The incitement grew and we were all terrified. We anxiously awaited the show trial. If the doctors were found guilty as charged – and it was without doubt that they would be – the Jews of Russia would be in grave danger of lethal pogroms that would be even more severe than the pogroms that the Jews had suffered under the czarist reign.

The few non-Jews that understood that this was all a pretense did not dare speak out against the national effort. At that time, a non-Jew by the name of Kriyakov, who worked with my father, said to him: “So Zaltzman! What do you say about the new Bailis trial?” (This referred to the infamous blood libel directed against Mendel Bailis in 1914.)

After Stalin’s death, it was discovered that the Doctors’ Plot was the final component in the calculated plan that Stalin had devised. Stalin’s plan was organized down to the minutest of details. The doctors would be incriminated, the public would be enraged, and at the last moment Father Stalin would come to the protection of the Jews. His “protection” would entail a mass exile of the Jews to Siberia.

Stalin had a timetable to execute this expulsion: On March 5, the doctors would be tried and a week later, on March 12, they would be executed. Immediately after that, the expulsion plan would begin to be implemented.

Two to three weeks before the designated expulsion date, dozens of trains were readied at stations in all of the big cities in the Soviet Union, waiting to take the droves of panicked Jews to Siberia. In enclosed and covert areas in Siberia, concentration camps were quickly set up with 40,000 barracks built to contain the estimated million Jews that would survive the pogroms. The calculation was simple: a third would be killed by Russian murderers in the pogroms, a third would die en route to Siberia, and the final third would arrive at the barracks in Siberia.
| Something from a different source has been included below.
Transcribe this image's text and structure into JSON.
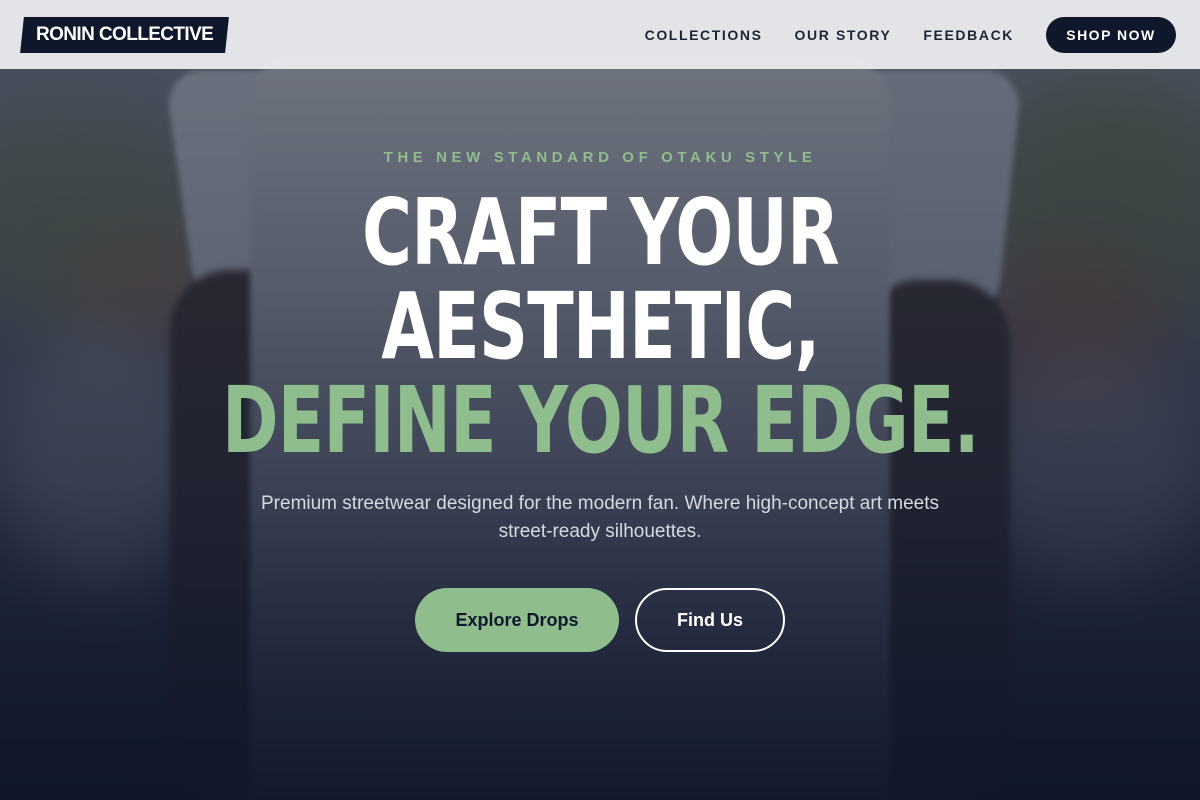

As the date for the trial of the doctors approached, we suffered effusively from insults and degradation. We were humiliated and persecuted wherever we went, on the street, at work, and by our neighbors. The antipathy reached such intensity that Jews refrained from leaving their homes. When Jews were assaulted on the street and the police were called, they would tell the attackers, “Don’t strike them now because in a little while we’ll be able to beat them publicly with full government support.”

My brother-in-law, Aryeh Leib, lived in the city of Minsk. His appearance was noticeably Jewish and when he took the bus, the non-Jews mocked and degraded him. No one cared to intervene on his behalf. When he tried to defend himself, an army officer grabbed him by the neck and threw him off the bus. Under these unnerving circumstances, every passing day seemed longer than a year and our hearts beat in constant fear, waiting with bated breath as our fate hung precariously in the balance.

In February 1953, a 15-kilogram bomb was planted at the Soviet embassy at 46 Rothschild Street in Tel Aviv. The building was severely damaged. The Soviet Union reacted in a fury and cut off all diplomatic ties with Israel. The Russian papers publicized this vociferously, which only piled additional fuel onto the fire of malicious hatred.